Non-thermal plasmas or cold plasmas are widely used in different textile applications. Textile treatments using cold plasma is either done by vacuum pressure or by atmospheric pressure. Plasmas are the most inimitably effective surface treatment tools. The following properties make plasma so unique:


•   Plasma is used at low temperature and hence reduces the possibility of damages to the fabric.

•   The ability to use plasma at wide thermal, physical, and chemical ranges allow precise tailoring of surface treatments in fabrics.

•   The dry treatment processes of plasma make it an environment friendly alternative.

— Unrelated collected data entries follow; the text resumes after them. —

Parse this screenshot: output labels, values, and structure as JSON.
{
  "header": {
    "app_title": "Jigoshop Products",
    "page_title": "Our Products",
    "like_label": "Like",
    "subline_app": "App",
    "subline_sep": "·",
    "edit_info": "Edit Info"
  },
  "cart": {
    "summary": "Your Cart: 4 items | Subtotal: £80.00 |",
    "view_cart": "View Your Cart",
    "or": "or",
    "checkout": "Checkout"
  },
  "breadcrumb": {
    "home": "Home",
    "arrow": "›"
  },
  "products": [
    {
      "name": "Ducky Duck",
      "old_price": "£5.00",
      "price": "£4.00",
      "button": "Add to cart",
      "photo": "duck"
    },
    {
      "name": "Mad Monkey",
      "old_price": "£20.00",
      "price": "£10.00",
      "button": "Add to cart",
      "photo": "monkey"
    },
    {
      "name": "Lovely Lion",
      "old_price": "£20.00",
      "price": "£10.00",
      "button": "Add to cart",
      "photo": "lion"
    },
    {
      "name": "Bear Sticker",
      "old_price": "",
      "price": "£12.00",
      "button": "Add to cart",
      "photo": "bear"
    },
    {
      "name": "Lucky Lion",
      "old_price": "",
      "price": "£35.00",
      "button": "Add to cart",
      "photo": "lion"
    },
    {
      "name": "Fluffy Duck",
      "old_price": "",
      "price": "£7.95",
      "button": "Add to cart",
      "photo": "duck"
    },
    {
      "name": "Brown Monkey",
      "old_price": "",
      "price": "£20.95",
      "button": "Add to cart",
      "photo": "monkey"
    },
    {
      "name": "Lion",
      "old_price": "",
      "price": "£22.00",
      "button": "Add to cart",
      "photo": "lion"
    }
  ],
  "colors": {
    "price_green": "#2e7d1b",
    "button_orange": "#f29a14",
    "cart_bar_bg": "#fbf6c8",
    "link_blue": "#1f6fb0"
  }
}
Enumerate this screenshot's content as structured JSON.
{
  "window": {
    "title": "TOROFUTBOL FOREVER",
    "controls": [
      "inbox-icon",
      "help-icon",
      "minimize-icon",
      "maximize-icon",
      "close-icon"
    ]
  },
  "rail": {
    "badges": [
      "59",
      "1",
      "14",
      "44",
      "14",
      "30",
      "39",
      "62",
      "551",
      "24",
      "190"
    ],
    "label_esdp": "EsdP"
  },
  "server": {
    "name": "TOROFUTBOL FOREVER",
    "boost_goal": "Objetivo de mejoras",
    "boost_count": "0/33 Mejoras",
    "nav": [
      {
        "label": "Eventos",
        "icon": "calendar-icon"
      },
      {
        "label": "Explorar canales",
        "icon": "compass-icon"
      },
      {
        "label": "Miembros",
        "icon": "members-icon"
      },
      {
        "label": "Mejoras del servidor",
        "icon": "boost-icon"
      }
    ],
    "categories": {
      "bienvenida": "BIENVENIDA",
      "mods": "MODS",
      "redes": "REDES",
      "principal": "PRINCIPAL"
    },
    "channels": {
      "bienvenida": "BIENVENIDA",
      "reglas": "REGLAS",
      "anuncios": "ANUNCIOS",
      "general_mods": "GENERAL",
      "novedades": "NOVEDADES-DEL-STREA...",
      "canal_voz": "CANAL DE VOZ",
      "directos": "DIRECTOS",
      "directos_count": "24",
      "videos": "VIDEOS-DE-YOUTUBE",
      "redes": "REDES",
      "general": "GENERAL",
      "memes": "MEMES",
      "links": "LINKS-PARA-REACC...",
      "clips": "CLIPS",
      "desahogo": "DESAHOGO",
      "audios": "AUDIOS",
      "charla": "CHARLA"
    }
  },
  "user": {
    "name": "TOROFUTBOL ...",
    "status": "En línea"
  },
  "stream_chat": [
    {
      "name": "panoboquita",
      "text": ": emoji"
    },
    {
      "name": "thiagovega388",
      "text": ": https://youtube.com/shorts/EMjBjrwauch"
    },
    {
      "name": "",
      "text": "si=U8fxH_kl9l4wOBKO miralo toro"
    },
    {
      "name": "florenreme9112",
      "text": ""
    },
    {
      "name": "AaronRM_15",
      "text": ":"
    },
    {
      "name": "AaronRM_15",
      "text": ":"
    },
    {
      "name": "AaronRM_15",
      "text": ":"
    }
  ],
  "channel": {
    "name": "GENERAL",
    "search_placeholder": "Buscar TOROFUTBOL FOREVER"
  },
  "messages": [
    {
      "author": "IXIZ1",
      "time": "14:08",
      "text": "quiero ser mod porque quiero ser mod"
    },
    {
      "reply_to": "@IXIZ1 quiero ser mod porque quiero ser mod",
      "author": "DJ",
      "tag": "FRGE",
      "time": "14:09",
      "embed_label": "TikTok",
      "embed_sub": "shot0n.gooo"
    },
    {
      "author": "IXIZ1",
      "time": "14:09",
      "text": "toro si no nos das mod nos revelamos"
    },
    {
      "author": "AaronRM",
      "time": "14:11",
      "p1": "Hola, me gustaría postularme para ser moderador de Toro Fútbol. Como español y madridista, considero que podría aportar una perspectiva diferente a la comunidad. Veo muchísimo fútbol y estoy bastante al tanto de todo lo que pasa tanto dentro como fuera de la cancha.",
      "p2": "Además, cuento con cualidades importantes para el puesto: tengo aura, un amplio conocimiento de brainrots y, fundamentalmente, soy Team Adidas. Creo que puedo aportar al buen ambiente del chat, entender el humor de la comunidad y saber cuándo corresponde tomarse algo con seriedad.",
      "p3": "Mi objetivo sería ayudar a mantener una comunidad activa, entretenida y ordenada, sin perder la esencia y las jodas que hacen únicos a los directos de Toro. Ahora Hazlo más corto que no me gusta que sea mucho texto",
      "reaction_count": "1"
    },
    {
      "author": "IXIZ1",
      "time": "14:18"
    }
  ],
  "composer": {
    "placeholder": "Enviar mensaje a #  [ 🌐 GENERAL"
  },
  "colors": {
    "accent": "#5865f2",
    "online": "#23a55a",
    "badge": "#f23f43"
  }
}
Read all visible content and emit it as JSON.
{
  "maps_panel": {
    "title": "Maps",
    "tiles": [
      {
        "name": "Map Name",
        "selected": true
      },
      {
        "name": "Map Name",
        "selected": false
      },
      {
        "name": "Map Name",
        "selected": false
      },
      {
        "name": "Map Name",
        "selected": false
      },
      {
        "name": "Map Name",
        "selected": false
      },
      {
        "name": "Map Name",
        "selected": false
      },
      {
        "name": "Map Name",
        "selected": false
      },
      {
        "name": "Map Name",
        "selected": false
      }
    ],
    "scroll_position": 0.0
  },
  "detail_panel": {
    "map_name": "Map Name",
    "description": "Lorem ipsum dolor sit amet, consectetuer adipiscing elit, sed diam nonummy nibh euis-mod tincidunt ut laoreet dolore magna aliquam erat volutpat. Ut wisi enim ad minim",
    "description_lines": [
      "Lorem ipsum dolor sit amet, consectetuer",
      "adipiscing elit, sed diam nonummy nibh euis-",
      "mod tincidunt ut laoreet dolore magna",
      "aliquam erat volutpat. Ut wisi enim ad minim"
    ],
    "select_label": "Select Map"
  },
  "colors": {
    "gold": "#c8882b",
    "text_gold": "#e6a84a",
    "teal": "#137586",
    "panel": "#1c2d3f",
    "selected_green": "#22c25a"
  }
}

The effect on plasma treatments on fibres and polymers leads to chemical changes, structural changes, and physical changes in the surface layers of fabrics. There are four major effects that are usually observed. One of the effects is always present to some degree, but one may favour the other based on the substrate and the gas chemistry. The following are the four broad surface effects that can be done with plasma in textiles:


Plasma cleaning and etching: It is the removal of impurities or substrate material from the surface of the textile fabrics. Plasma cleaning improves the quality of printing, painting, dyeing, and results in increased adherence of a fabric.


Plasma activation: Introducing new functional groups to the surface of textile is done, for example anti-pilling finishes in wool. Depending on the type of chemical groups used the desired finishes can be obtained.